« Si vous revoyez mon Edmond, dites-lui que je meurs en le bénissant. »
L’abbé se leva, fit deux tours dans la chambre en portant une main frémissante à sa gorge aride.
— Et vous croyez qu’il est mort…
— De faim… Monsieur, de faim, dit Caderousse ; j’en réponds aussi vrai que nous sommes ici deux chrétiens.
L’abbé, d’une main convulsive, saisit le verre d’eau encore à moitié plein, le vida d’un trait et se rassit les yeux rougis et les joues pâles.
— Avouez que voilà un grand malheur ! dit-il d’une voix rauque.
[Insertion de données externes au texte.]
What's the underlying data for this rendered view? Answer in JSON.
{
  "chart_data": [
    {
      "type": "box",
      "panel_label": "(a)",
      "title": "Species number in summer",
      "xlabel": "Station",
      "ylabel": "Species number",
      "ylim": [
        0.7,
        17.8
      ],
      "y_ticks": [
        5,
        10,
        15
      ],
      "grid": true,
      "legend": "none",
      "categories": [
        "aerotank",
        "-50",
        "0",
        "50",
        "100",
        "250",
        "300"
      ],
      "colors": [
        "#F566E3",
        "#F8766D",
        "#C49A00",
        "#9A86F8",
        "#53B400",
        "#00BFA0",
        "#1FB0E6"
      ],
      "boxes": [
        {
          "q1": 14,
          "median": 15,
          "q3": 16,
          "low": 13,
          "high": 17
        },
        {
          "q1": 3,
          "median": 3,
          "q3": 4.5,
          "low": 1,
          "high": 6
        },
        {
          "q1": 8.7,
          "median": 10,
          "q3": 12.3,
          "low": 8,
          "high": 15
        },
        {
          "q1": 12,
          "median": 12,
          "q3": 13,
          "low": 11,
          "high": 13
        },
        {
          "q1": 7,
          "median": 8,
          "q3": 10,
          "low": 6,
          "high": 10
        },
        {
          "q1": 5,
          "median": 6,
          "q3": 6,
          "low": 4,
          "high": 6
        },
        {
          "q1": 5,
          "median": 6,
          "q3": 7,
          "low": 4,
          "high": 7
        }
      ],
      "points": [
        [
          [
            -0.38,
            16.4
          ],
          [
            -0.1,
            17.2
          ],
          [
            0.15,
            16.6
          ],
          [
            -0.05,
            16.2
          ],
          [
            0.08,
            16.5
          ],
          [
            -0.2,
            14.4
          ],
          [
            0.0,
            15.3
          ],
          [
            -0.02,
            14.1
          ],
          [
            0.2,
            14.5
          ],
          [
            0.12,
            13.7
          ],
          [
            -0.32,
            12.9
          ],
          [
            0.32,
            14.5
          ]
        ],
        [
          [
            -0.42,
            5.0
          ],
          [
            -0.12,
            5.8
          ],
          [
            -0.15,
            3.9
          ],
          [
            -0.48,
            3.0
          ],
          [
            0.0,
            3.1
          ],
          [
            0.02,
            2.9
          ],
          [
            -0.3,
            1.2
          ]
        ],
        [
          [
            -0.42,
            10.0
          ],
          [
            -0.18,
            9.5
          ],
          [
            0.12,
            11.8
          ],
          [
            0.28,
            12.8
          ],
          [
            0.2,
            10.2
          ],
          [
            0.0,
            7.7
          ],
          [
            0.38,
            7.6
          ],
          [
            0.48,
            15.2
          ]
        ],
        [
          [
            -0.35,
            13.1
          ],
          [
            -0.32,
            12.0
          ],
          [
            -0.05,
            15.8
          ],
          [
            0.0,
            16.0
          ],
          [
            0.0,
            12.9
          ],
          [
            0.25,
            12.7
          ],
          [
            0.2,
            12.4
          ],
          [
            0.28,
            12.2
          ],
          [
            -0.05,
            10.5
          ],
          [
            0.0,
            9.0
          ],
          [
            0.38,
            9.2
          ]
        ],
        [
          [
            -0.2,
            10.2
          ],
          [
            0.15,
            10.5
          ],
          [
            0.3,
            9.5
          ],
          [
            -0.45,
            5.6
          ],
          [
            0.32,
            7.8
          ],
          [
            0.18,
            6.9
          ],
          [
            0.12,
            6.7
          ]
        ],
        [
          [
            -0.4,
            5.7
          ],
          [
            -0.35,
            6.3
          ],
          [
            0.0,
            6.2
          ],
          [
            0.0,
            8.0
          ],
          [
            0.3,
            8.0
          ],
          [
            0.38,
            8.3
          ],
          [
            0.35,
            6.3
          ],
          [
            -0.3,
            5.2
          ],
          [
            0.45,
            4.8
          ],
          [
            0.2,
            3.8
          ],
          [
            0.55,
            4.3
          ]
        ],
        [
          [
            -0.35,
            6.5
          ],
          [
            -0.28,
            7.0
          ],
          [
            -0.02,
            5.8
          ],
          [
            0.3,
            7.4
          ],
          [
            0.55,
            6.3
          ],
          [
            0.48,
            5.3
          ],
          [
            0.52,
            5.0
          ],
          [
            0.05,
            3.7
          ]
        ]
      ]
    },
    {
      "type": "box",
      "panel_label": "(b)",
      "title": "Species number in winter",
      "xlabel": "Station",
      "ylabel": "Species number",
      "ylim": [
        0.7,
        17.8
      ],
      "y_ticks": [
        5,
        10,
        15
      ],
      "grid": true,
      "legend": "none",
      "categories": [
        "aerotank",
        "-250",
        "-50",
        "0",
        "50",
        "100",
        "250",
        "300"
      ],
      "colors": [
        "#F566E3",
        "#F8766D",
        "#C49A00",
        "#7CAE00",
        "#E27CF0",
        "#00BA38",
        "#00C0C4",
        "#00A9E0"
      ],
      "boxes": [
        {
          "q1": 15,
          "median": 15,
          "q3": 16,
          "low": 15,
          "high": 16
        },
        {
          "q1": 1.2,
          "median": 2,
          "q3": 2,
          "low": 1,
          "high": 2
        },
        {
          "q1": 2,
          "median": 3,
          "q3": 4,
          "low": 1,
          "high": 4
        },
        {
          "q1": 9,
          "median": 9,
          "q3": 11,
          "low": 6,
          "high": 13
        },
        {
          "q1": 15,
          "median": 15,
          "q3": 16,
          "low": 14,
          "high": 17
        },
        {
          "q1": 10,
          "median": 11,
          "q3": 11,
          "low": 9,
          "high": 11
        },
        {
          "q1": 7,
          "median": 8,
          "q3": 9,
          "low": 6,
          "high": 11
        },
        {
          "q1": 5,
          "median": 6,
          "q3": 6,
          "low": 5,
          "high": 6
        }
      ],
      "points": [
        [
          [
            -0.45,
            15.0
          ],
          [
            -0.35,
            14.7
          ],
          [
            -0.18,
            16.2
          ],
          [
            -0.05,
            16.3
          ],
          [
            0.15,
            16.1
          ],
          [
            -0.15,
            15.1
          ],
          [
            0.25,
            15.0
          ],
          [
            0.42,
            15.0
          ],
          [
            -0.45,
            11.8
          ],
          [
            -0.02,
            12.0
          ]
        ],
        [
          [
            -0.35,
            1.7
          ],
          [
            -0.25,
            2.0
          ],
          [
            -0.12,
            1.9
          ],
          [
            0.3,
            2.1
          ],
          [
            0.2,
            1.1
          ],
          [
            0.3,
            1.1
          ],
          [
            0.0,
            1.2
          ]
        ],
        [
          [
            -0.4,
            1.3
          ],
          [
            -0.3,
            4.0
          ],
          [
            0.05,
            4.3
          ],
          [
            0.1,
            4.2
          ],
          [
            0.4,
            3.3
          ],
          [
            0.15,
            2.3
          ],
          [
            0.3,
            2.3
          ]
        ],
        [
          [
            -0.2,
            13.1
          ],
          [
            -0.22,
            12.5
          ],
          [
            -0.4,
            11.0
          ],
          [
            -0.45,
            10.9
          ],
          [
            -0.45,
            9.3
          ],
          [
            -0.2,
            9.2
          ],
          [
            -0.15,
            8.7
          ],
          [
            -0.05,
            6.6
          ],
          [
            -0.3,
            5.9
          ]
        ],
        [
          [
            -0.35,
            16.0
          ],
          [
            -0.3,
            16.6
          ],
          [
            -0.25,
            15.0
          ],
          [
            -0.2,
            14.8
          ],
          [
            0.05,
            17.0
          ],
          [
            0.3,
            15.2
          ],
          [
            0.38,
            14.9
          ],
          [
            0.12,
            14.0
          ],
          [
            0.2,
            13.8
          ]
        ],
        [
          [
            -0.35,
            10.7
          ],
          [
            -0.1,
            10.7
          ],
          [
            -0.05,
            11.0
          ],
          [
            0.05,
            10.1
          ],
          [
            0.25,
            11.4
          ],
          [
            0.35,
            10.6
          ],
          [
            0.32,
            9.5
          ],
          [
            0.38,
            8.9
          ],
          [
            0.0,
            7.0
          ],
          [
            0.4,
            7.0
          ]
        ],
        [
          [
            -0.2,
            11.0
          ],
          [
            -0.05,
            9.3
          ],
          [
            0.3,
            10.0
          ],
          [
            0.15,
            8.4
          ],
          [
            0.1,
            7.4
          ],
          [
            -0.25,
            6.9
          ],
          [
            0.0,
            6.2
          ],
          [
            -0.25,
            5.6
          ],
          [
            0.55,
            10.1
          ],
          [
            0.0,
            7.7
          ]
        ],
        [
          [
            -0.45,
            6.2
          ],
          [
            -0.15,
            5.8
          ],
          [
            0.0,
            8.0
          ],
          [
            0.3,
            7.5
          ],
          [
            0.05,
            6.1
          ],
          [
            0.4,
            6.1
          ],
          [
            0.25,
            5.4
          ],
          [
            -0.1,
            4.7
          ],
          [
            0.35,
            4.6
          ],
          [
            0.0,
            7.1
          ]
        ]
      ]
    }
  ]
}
— D’autant plus grand, Monsieur, que Dieu n’y est pour rien, et que les hommes seuls en sont cause.
— Passons donc à ces hommes, dit l’abbé ; mais songez-y, continua-t-il d’un air presque menaçant, vous vous êtes engagé à me tout dire : voyons, quels sont ces hommes qui ont fait mourir le fils de désespoir, et le père de faim ?
— Deux hommes jaloux de lui, Monsieur, l’un par amour, l’autre par ambition ; Fernand et Danglars.
— Et de quelle façon se manifesta cette jalousie, dites ?
— Ils dénoncèrent Edmond comme agent bonapartiste.
— Mais lequel des deux le dénonça, lequel des deux fut le vrai coupable ?
— Tous deux, Monsieur, l’un écrivit la lettre, l’autre la mit à la poste.
— Et où cette lettre fut-elle écrite ?
— À la Réserve même, la veille du mariage.
— C’est bien cela, c’est bien cela, murmura l’abbé ; ô Faria ! Faria ! comme tu connaissais les hommes et les choses !
— Vous dites, Monsieur ? demanda Caderousse.
— Rien, reprit le prêtre ; continuez.
— Ce fut Danglars qui écrivit la dénonciation de la main gauche pour que son écriture ne fût pas reconnue, et Fernand qui l’envoya.